The first of your teeth, your left bottom one in the middle, cut through your gums on 6/3 followed almost immediately by its neighbor on the right. You required a few doses of baby tylenol, many mesh feeders filled with frozen fruit and lots of cuddles to get through the pain. Now that both teeth are half up, jagged little sawtooths, your mouth is a danger zone. We’re banning chewing on mom’s fingers. You have recently starting to signal that you are done nursing with a hard chomp and my boobs are becoming Casper-shy.


You’ve started sitting up unassisted -- I wrote down 6/6 as the official milestone date but its been a slow progression over the last few weeks. People tell me that you are now in the ideal baby stage -- capable of being set down to play and yet incapable of going anywhere unassisted but I still find you too wobbly to leave unwatched on the floor for fear of head bumps.
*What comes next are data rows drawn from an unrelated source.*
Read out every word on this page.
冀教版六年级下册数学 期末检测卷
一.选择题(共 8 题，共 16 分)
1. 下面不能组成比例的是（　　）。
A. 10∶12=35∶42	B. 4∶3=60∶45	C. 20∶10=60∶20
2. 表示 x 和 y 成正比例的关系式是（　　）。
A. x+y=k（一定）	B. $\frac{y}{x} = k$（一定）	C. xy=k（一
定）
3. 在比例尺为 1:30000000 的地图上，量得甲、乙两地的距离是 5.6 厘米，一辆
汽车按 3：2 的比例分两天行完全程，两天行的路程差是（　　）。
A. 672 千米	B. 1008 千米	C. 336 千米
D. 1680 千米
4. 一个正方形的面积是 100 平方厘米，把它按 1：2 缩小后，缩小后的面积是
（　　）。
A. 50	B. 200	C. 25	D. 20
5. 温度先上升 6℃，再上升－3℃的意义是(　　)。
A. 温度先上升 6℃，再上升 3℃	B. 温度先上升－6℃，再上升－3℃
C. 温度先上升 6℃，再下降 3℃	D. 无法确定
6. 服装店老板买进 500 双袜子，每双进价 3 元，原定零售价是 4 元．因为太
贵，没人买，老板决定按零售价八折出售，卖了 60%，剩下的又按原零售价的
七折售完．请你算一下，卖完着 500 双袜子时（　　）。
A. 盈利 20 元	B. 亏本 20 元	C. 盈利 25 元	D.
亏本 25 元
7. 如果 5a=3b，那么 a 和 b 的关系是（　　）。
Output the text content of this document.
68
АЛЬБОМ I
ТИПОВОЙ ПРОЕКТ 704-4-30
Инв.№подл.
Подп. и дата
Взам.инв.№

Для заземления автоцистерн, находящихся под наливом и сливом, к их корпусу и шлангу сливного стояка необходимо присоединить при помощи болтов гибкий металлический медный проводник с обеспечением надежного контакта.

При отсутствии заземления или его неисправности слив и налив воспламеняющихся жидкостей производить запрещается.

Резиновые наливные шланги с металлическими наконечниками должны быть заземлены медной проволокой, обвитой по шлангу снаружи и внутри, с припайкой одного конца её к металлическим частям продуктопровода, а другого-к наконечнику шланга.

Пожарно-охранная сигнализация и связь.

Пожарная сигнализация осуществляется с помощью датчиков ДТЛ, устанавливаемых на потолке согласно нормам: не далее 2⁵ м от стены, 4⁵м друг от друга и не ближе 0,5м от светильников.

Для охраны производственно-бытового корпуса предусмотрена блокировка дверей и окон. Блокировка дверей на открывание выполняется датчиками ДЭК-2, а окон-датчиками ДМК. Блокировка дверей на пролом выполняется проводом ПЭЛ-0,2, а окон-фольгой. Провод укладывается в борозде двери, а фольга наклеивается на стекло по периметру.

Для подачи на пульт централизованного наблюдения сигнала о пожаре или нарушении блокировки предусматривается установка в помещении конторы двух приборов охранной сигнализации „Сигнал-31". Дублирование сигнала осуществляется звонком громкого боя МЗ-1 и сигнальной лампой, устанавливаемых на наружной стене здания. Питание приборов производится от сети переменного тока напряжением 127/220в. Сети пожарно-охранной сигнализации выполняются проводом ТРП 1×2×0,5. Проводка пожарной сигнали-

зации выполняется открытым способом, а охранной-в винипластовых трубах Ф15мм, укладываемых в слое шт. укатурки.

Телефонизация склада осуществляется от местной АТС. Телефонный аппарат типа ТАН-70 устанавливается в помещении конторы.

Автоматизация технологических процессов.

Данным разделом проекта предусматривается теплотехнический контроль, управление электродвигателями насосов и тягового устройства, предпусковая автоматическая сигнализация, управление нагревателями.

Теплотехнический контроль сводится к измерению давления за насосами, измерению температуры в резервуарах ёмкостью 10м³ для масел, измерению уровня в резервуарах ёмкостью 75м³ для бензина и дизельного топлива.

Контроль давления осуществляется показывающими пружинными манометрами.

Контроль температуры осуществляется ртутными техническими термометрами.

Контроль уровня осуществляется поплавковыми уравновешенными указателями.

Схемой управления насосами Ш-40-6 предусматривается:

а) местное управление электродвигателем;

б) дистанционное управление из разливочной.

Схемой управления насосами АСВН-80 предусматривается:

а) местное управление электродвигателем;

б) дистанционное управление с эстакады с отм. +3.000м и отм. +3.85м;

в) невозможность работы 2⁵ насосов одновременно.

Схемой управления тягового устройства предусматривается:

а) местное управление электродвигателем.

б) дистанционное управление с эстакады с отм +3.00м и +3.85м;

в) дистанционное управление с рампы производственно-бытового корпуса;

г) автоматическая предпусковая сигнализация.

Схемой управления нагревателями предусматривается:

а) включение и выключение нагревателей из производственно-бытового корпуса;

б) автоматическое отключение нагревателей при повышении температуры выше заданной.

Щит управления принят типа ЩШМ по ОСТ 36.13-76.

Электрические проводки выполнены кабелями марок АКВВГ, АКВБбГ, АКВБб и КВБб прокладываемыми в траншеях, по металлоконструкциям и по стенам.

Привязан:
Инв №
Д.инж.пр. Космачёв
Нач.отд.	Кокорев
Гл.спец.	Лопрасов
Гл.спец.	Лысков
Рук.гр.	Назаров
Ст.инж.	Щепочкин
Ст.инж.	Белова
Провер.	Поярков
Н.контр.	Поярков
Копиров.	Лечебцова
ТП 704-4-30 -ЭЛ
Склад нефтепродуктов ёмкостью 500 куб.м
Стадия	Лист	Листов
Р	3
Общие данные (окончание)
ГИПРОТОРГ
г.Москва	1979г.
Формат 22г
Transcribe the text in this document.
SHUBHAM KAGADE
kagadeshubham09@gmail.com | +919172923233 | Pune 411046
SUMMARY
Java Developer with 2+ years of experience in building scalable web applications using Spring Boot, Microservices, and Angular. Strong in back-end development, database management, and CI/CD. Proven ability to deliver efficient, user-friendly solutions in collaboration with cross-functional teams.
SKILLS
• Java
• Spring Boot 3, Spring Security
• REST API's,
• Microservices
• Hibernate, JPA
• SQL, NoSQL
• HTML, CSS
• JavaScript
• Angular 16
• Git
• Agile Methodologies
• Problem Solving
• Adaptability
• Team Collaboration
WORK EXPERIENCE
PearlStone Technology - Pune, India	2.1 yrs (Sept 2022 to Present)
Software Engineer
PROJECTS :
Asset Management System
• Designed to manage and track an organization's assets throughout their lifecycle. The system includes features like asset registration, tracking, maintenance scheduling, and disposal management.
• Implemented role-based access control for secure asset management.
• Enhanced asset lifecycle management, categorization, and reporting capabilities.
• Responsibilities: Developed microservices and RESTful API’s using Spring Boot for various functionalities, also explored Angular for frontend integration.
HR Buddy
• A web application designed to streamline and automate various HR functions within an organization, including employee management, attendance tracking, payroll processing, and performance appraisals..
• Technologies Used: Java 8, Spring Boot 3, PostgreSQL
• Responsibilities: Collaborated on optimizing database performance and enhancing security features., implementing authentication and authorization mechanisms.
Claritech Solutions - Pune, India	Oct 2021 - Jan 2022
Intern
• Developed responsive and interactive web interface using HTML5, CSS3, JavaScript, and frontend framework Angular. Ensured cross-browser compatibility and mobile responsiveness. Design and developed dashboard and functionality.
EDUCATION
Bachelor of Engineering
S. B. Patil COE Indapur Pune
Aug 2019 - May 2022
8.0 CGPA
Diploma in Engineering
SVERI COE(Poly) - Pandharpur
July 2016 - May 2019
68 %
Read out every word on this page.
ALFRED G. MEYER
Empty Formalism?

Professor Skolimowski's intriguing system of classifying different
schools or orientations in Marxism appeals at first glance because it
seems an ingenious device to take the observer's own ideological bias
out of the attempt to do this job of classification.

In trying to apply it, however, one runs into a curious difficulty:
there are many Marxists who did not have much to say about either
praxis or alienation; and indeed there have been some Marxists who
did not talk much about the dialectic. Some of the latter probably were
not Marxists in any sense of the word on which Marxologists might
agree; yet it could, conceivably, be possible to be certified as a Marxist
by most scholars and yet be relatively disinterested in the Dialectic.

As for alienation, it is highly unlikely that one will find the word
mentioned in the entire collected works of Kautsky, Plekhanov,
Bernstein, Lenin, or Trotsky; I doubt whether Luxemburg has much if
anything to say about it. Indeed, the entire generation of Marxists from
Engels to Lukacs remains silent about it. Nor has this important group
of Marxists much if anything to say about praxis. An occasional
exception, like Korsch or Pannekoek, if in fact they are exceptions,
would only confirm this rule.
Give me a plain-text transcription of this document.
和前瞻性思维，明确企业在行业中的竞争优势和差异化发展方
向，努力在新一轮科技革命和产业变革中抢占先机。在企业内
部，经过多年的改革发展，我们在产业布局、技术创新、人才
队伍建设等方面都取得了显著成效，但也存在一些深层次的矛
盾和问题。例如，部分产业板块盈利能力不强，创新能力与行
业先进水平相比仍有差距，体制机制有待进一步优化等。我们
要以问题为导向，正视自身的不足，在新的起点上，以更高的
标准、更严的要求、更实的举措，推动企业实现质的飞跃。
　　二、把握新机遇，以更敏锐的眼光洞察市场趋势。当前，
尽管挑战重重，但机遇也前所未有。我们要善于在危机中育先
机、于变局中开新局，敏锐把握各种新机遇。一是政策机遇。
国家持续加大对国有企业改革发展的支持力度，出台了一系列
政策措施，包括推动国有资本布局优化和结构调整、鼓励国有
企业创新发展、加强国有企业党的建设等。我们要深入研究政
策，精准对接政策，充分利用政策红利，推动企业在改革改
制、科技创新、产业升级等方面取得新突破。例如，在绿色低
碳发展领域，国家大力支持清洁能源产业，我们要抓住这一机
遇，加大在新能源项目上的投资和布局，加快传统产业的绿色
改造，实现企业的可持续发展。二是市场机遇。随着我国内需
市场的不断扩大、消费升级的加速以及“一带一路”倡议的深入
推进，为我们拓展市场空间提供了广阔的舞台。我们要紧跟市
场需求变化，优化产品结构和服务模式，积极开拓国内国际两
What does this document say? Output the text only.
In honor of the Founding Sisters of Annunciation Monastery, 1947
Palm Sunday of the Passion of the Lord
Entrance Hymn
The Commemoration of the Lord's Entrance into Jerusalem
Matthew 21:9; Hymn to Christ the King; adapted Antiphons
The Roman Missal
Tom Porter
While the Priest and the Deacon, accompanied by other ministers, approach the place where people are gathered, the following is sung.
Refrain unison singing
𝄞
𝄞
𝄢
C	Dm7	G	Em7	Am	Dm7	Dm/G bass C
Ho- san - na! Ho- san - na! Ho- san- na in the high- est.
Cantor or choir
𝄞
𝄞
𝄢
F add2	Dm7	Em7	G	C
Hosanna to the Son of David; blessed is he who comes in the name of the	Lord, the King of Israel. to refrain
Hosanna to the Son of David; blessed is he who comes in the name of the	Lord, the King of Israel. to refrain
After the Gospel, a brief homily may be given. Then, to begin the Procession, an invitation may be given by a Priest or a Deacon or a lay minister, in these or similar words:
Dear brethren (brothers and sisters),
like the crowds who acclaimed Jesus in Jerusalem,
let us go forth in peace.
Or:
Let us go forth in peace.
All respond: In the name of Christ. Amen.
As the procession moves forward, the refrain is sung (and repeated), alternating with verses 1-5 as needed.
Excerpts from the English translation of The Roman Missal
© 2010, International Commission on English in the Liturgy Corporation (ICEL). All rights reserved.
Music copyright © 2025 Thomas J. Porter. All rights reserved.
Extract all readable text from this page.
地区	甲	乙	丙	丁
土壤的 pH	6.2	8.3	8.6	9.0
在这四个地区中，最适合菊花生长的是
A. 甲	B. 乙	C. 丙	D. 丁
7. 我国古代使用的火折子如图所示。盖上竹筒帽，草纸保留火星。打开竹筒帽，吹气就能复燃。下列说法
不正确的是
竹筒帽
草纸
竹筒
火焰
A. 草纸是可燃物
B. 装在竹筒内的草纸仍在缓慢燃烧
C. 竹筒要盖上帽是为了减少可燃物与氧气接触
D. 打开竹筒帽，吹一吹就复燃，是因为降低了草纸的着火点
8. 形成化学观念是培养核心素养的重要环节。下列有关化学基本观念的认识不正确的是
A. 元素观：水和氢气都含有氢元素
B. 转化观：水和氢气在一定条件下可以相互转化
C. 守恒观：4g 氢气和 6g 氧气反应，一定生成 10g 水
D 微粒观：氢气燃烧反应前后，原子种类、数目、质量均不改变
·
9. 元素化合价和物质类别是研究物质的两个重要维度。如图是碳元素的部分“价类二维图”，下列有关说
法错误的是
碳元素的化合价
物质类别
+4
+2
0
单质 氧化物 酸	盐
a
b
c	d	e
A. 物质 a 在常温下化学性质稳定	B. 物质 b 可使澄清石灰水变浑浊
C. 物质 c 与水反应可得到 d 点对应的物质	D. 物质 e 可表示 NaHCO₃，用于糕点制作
Despite the stinky poop, the wails at 3am and the biting of my nipples your dad and I think we have gotten lucky with you. You’re such a happy baby. People comment on it constantly (when they aren’t telling us how pretty your eyes are). For us you are the baseline -- the only baby we have ever known. I often assume that all 6 month old babies are, if not just like you then, at least variations on the theme of golden retriever in human form -- all drool and dopiness, ready to be everyone’s friend. But folks tell me that not all babies are so affable and then I wonder if biology is trying to trick me into having a second child -- I’ll let my guard down thinking I’ll get another easy happy little ball of giggles and end up with that other type of baby -- whiney, angry, clingy.


I was prepared for motherhood to change me. Prepared for less me time. Prepared for (or at least resigned to) less sleep. I was not prepared to have my pop culture world rocked. For years I have harbored a lowbrow love for MTVs 16 and Pregnant and Teen Mom. The parade of train wrecks exactly the kind of accident that I could never look away from. Until now. I tried getting into the latest round of girls unexpectedly in the family way, but, this time around, reality TV felt too real. The moms too unprepared. The babies too helpless. The situation suddenly eliciting more watery eyes than eye rolls. You are turning me into a sentimental mess. I recall the day sometime in the mid nineties when I caught Grandma Kay tearing up over a Kleenex commercial and worry for my future.